Jul 31, 2007
It was only a matter of time before the iPhone private SDK was cracked, and it looks as if that matter of time is Up. This news is exciting to me as an iPhone user, but also as a programmer. Assuming Apple doesn't patch this, which is a fairly large assumption, the UIKit will just continue to get more and more community documentation, and get easier and easier to work with. There are so many little apps that I want to see, (...for example, a voice record app!) that no bad can come out of this development.
About django_simpleaggregation: Well, one person responded on the mailing list, but that's it. I guess I hoped to get more of a response, given all of the work that went into the documentation and tutorial for it. In hindsight, I should have posted it to both the django-users and the django-developers mailing lists, instead of just the one for developers. But that's not really an option either, as you look like a jerk for crossposting. In any case, I'm sure people will stumble upon it and find it useful.
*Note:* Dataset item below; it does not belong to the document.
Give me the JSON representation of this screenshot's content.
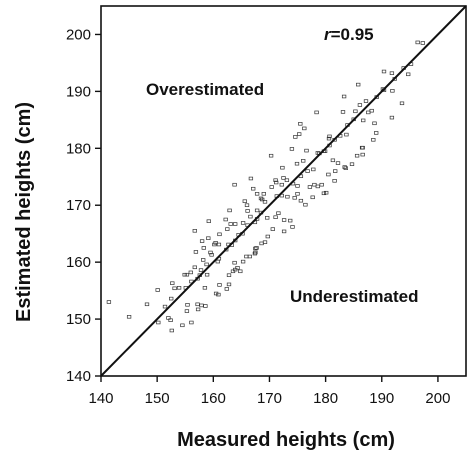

Google analytics rocks, by the way. I installed it for this site just a few days ago and am amazed by how polished and easy to use it is for a free site. It would be nice to get more frequent updates on the metrics, but hey, it's free! Not only is it good for figuring out where your traffic is coming from (mine is coming from Europe, mostly), but its good for finding out what people are looking at. In my case, embarrassingly enough, people are looking at that old unfinished django gallery app tutorial.
Besides all of this geeky stuff that this blog is usually about, I've recently started watching the BBC-produced TV show Jekyll. It sounds like a terrible idea for a series, and maybe it is, but it's got me hooked. There's something intrinsically great about a story where one is constantly learning/discovering.
Think about the first time you saw the first Matrix movie, and they started explaining what the Matrix was, or in Memento when you finally started getting the necessary information to piece everything together, or even in The Usual Suspects, when you find out about Kaiser Sose. It's the same thing with every episode of Jekyll. The first episode, you know just a tiny sliver of information about the overall story, and as they reveal more information, what you automatically assumed ended up being wrong.